Cultural Clash: JP vs West EDH Views on Rhystic Study, Tithe
A viral photo of kimono-clad Japanese EDH players exposed a sharp divide: while Western pods debate banning Rhystic Study, JP players just remove it.

The photograph spread across Commander forums fast: a group of players in traditional kimono gathered around a sushi spread, cards fanned across the table, deep in an EDH session. For Western players, it was a charming window into how the format has taken root across Japan. Then someone asked how Japanese players handle Rhystic Study, and the real conversation began.
The responses from Japanese Commander players stopped the Western contingent cold. Where Western forums spend enormous energy debating whether Rhystic Study and Smothering Tithe should be banned or restricted, the Japanese players who weighed in offered a strikingly different framework: pay the cost, or remove the card. The idea that a staple's existence in the format is itself a grievance worth organizing around did not land the same way.
That gap in perspective cuts to something real. Rhystic Study, a three-mana blue enchantment from Prophecy that lets you draw a card whenever an opponent casts a spell unless they pay one generic mana, sits in over 970,000 decks tracked by EDHREC, making it one of the most-played cards in the entire format. Smothering Tithe, the white enchantment that generates Treasure tokens whenever opponents draw without paying two mana, appears in over 816,000 decks. Both cards earned spots on the Commander Game-Changers list in the October 2025 bracket update, which marked them as the kind of high-impact cards that push a deck's effective power level upward regardless of what else is in the 99.
In Western Commander culture, the frustration with these cards is almost its own tradition. "Do you pay the one?" has become the format's most recognizable catchphrase, a ritual that plays out every time Rhystic Study sits on the battlefield and opponents cast spell after spell into it. The Commander Panel placed Rhystic Study under active monitoring and solicited community feedback on a potential ban, and when the panel's last major announcement came with no action, it was Rhystic Study that most players had predicted would finally get the axe. The card's current market value sits around $60, which means any ban would carry real financial weight for the hundreds of thousands of players who own copies.
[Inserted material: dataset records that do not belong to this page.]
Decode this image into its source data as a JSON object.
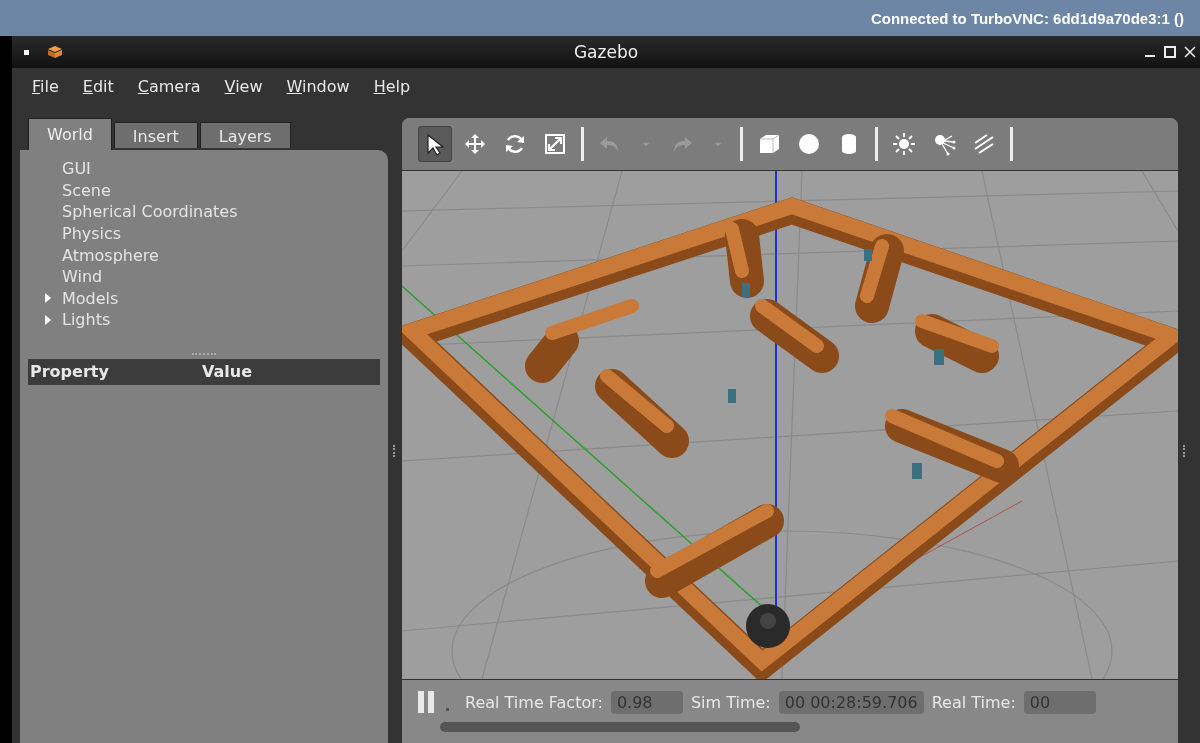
{
  "vnc_bar": {
    "title": "Connected to TurboVNC: 6dd1d9a70de3:1 ()"
  },
  "window": {
    "title": "Gazebo"
  },
  "menu": [
    "File",
    "Edit",
    "Camera",
    "View",
    "Window",
    "Help"
  ],
  "left_panel": {
    "tabs": [
      {
        "label": "World",
        "selected": true
      },
      {
        "label": "Insert",
        "selected": false
      },
      {
        "label": "Layers",
        "selected": false
      }
    ],
    "tree": [
      {
        "label": "GUI",
        "expandable": false
      },
      {
        "label": "Scene",
        "expandable": false
      },
      {
        "label": "Spherical Coordinates",
        "expandable": false
      },
      {
        "label": "Physics",
        "expandable": false
      },
      {
        "label": "Atmosphere",
        "expandable": false
      },
      {
        "label": "Wind",
        "expandable": false
      },
      {
        "label": "Models",
        "expandable": true
      },
      {
        "label": "Lights",
        "expandable": true
      }
    ],
    "property_table": {
      "columns": [
        "Property",
        "Value"
      ]
    }
  },
  "toolbar": [
    {
      "kind": "select",
      "selected": true,
      "disabled": false
    },
    {
      "kind": "translate",
      "selected": false,
      "disabled": false
    },
    {
      "kind": "rotate",
      "selected": false,
      "disabled": false
    },
    {
      "kind": "scale",
      "selected": false,
      "disabled": false
    },
    {
      "kind": "sep"
    },
    {
      "kind": "undo",
      "selected": false,
      "disabled": true
    },
    {
      "kind": "dropdown",
      "selected": false,
      "disabled": true
    },
    {
      "kind": "redo",
      "selected": false,
      "disabled": true
    },
    {
      "kind": "dropdown",
      "selected": false,
      "disabled": true
    },
    {
      "kind": "sep"
    },
    {
      "kind": "box",
      "selected": false,
      "disabled": false
    },
    {
      "kind": "sphere",
      "selected": false,
      "disabled": false
    },
    {
      "kind": "cylinder",
      "selected": false,
      "disabled": false
    },
    {
      "kind": "sep"
    },
    {
      "kind": "sun",
      "selected": false,
      "disabled": false
    },
    {
      "kind": "spot",
      "selected": false,
      "disabled": false
    },
    {
      "kind": "directional",
      "selected": false,
      "disabled": false
    },
    {
      "kind": "sep"
    }
  ],
  "bottom_bar": {
    "fields": [
      {
        "label": "Real Time Factor:",
        "value": "0.98"
      },
      {
        "label": "Sim Time:",
        "value": "00 00:28:59.706"
      },
      {
        "label": "Real Time:",
        "value": "00"
      }
    ]
  }
}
The Japanese response to all of this is not naive. It is not that Japanese players are unaware these cards generate lopsided value. Their point, consistent across the responses that circulated after the viral post, is that the game already provides the tools to handle them. Enchantment removal is real. Paying one mana is a legitimate in-game decision. The Western instinct to escalate card frustrations into format-level policy debates reads, from that vantage point, as skipping a step.
What the kimono photo and its comment section actually revealed is how differently two large communities have built their relationship to Commander's social contract. Western players have developed an elaborate culture of pre-game negotiation, salt scores, bracket systems, and ban advocacy around cards like Rhystic Study. Japanese players, operating within a community that has grown rapidly but developed distinct norms, appear to have landed on a more internally-resolved approach: if a card is a problem, answer it at the table.
Neither approach fully resolves the tension. Rhystic Study's design creates a genuine collective action problem, one that Commander's Herald has documented in detail, where one player not paying the tax unravels any pod-level attempt to contain the card. But the cross-cultural exchange surfaced by a sushi photo and a viral thread is a useful reminder that Commander's "social contract" is not one universal document. It is written differently at different tables, in different languages, across different continents.